The out-and-back hike from Sunol to Rose Peak was the original inspiration for my term Killer hikes. I have recently expanded the category by stitching together trails from adjoining open space areas, but even though it’s less than 20 miles (19.00 according to the GPS), Rose Peak is still the classic (5004 feet of climb).
I haven’t been there for a couple months; time to do it again. The wildflower season is fading fast: quite a bit of green, but already fading to the white of new grass seeds and the golden hills of summer.
This little wildflower is about the size of a smallish pea. Flowers like California poppies grow pretty much everywhere, but this species showed up only in a stretch of maybe 100 meters of trail. Dark enough that you might not even realize they were flowers, if you weren’t keeping an eye out.
Cloudy and chilly. I left my jacket in the car, expecting to warm up as soon as I started uphill (true) and to break out into the sunlight fairly soon (not true). Lots of backpackers on the way down from last night’s camping, probably thirty or more by the time they had all straggled past. I kept thinking each new one or two represented the lanterns rouges, and then I would meet yet another one or two.

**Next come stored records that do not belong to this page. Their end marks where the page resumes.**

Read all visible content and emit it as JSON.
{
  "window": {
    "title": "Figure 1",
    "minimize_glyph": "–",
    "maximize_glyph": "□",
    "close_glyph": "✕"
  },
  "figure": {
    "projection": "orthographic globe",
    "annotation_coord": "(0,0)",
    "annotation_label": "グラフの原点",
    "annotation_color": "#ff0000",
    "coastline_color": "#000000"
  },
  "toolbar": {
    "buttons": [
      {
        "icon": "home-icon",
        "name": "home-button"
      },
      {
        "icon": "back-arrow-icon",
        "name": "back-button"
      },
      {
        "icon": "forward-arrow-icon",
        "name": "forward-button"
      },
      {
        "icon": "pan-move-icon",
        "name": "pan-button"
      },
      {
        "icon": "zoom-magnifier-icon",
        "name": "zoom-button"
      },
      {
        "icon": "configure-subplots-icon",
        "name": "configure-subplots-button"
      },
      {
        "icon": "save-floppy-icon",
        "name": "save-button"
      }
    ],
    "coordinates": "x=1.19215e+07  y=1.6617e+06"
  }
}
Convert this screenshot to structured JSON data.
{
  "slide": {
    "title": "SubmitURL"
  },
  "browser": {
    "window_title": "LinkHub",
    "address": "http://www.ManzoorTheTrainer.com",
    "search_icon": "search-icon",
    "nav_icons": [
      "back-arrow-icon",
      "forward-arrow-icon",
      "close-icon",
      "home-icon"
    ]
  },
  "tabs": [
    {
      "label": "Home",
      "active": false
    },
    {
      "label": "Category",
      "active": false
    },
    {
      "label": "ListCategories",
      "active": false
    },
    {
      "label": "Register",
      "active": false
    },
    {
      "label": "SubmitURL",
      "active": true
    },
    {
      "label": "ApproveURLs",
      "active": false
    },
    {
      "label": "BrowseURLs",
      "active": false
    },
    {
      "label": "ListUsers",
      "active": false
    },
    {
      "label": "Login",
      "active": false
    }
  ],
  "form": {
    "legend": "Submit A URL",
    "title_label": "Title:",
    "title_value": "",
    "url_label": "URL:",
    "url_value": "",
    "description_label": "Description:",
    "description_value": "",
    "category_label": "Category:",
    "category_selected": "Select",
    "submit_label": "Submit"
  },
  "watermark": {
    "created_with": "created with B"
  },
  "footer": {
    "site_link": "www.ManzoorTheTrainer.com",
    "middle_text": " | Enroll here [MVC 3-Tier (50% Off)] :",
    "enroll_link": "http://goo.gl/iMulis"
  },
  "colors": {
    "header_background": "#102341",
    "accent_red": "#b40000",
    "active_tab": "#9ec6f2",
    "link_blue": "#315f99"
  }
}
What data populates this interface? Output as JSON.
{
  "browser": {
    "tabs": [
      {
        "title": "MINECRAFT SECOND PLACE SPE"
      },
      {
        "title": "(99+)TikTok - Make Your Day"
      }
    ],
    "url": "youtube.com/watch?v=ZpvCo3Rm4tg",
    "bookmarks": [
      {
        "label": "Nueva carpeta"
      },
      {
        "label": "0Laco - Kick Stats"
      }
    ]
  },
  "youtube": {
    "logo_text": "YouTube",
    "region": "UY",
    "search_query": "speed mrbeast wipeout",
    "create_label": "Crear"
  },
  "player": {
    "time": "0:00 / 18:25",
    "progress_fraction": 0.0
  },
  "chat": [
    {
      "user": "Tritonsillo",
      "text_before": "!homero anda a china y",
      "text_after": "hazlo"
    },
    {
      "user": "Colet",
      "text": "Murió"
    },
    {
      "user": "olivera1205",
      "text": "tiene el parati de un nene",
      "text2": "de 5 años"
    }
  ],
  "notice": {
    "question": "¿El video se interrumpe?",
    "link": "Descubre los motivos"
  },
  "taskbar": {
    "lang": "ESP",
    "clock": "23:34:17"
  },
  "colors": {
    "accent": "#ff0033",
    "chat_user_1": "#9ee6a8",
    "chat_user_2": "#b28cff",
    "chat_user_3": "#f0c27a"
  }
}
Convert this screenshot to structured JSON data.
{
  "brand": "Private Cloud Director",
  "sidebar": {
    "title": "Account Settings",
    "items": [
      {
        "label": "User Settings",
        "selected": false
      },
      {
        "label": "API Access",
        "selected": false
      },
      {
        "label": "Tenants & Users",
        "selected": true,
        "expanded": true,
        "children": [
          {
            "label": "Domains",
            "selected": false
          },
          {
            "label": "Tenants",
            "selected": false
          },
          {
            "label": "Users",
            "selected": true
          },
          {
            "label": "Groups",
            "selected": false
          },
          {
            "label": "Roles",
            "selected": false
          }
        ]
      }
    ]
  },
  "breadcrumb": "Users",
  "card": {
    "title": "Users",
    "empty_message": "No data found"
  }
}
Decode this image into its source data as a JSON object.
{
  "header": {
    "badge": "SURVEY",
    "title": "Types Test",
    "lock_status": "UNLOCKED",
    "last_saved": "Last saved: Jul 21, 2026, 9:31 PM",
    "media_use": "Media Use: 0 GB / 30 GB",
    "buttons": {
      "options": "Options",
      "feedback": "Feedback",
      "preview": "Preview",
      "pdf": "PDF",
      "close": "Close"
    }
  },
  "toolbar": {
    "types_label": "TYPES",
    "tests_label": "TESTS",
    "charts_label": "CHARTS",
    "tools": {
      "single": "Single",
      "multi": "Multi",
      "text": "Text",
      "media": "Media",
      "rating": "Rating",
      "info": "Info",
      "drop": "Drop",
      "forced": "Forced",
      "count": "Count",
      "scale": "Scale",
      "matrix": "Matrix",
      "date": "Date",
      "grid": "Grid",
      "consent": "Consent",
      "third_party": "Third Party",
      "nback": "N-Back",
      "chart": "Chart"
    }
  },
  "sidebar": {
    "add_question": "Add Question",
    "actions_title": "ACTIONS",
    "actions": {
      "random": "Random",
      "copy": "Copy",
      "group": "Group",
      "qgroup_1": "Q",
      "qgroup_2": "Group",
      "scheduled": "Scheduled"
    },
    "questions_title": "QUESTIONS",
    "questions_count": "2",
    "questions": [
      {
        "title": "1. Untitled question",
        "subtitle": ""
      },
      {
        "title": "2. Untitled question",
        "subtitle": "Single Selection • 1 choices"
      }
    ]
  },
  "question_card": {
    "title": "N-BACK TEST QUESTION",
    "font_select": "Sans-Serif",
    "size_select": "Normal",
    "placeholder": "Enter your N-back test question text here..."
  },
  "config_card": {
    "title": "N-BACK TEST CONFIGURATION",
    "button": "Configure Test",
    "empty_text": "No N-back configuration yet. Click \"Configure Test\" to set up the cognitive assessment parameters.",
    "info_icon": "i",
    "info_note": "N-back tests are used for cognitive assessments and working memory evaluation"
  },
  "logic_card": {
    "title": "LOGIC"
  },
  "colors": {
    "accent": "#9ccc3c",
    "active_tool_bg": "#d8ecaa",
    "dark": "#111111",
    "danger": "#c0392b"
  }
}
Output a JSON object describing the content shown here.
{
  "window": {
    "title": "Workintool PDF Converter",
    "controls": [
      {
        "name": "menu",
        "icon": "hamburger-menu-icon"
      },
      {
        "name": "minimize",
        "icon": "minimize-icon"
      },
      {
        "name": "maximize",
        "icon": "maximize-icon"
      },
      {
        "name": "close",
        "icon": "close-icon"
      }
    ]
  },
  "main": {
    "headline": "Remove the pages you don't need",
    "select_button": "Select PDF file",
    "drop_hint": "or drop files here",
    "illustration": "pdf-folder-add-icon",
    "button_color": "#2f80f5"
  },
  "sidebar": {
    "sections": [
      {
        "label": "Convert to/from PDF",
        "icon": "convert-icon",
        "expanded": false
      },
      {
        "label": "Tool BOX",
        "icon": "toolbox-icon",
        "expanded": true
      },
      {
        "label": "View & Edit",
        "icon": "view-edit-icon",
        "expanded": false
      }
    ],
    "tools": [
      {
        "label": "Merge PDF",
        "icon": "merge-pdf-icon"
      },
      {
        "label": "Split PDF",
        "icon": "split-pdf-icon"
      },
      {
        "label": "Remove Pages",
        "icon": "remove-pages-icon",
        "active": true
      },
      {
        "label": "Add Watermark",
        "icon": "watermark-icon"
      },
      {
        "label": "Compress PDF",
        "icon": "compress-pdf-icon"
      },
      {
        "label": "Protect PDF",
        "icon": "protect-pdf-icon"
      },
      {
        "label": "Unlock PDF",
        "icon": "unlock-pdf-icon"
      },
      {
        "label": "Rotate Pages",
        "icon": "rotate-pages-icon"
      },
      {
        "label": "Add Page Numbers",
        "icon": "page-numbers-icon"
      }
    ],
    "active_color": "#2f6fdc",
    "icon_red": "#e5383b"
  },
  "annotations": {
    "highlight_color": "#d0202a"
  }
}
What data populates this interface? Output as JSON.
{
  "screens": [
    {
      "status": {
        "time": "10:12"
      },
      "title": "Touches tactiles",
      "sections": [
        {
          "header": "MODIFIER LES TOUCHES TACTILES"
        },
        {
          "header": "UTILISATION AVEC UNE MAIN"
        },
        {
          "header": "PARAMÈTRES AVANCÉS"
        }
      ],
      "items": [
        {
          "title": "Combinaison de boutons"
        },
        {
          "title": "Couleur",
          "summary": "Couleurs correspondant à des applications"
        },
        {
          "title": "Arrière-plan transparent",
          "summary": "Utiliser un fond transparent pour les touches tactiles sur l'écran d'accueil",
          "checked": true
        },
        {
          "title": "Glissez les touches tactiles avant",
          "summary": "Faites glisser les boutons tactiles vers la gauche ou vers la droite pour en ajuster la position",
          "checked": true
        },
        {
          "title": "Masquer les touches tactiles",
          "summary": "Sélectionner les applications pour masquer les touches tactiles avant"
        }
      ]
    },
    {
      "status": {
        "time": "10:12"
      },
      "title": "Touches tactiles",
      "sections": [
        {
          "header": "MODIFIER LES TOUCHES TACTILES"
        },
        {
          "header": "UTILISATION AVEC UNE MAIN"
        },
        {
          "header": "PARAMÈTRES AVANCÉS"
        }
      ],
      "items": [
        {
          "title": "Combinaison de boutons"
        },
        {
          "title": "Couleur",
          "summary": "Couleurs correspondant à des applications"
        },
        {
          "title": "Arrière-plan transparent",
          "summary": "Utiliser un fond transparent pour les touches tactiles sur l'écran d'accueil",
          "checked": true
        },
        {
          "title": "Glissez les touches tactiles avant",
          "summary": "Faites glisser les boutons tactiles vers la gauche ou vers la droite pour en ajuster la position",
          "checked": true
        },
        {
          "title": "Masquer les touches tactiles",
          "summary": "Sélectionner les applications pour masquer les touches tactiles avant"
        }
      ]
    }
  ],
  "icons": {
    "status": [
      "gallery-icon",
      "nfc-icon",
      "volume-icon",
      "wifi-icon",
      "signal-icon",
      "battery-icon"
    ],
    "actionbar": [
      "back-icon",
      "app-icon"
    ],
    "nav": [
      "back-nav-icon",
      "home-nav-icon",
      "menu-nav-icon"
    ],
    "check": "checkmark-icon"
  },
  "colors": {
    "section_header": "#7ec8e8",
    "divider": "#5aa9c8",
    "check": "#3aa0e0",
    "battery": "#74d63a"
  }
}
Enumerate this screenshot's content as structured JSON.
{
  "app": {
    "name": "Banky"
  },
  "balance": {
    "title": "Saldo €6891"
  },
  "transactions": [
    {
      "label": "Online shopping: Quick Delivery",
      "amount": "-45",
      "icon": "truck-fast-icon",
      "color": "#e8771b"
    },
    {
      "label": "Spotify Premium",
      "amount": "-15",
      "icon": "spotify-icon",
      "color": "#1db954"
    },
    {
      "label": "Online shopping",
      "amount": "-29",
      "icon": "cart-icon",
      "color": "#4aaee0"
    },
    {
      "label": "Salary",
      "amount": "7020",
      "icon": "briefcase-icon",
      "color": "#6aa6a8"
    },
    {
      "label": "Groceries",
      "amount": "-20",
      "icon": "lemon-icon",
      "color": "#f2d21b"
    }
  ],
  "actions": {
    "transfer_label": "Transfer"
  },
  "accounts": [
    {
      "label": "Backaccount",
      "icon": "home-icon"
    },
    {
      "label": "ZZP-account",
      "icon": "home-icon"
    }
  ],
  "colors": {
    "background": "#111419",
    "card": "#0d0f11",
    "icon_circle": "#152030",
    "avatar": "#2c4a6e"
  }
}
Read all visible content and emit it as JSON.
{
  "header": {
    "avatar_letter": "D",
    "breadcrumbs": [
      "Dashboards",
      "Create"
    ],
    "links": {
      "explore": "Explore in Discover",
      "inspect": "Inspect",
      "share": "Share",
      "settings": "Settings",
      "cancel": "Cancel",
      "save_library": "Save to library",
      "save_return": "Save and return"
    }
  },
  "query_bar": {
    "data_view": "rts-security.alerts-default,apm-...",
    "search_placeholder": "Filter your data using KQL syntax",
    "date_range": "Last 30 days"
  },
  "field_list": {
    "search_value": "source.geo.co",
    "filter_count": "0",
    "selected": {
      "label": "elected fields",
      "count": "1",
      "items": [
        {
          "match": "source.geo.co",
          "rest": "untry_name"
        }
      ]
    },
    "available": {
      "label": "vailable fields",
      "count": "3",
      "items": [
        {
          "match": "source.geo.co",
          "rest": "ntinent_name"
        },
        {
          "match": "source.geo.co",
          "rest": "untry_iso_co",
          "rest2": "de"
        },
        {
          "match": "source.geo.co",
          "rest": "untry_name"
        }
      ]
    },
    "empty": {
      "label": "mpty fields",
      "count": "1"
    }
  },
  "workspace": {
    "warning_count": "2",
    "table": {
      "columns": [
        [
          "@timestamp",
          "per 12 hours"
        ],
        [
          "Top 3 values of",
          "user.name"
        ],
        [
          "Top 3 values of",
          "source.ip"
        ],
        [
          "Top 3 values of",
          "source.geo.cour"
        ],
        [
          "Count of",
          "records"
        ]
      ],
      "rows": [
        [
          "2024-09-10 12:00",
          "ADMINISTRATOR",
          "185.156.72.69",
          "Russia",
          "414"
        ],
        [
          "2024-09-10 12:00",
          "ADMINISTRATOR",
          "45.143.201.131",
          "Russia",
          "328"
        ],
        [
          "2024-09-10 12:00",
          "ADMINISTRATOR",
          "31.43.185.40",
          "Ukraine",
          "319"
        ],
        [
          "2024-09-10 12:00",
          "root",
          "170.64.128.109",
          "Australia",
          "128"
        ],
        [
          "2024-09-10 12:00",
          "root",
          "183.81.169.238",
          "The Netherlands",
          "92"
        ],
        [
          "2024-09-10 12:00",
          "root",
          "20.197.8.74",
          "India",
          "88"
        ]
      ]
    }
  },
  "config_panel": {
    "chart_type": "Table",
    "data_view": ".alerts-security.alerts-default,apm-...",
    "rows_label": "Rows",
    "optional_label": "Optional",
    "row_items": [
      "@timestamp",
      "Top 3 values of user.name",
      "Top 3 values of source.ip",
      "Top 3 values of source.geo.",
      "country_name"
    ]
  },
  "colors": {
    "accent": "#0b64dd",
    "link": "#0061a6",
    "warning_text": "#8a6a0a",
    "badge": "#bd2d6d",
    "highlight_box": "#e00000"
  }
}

Because the day remained cloudy, there was a lot of dew on the vegetation.
I programmed the image processors in my brain to match against mantis. No hits among the millions of images that flowed past, all day, but the filter did pick up one of these pretty little orange spiders.
He figures that, if he can’t see me, I can’t see him.
The filter spotted a wolf spider. I like the 747 upper deck, complete with rear window, as well as the four parking lights just below the headlights.
I noticed a second wolf spider, so small it could have gotten lost on the nail of my little finger. The one above would have sprawled well beyond the nail of my thumb, but if it does well this season, it will be twice as big (8x as massy) by fall.
This little guy was almost invisible on a stalk of milkweed. I am delighted with the fine detail visible in the photo (and this is the low-res version!).
Near the top, a bobcat, something we don’t see very often. No photo, sorry; it didn’t want to stay around and pose for me.
On the way back, I stopped for calories at the little pools where McCorkle trail crosses the W-tree rock scramble. Water striders, and the opportunity for almost abstract photos.
And under water, a larva of some kind, very likely preying on an even smaller larva under its left foreleg, while just under its tail section, another larve would be breathing a sigh of relief, if only it could breathe.
As I drove out, late afternoon, I saw a car stopped off the road ahead, people out in the traffic lanes. I slowed and passed in the left lane, and saw that they were protecting a large gopher snake as it crossed the road. Good for them!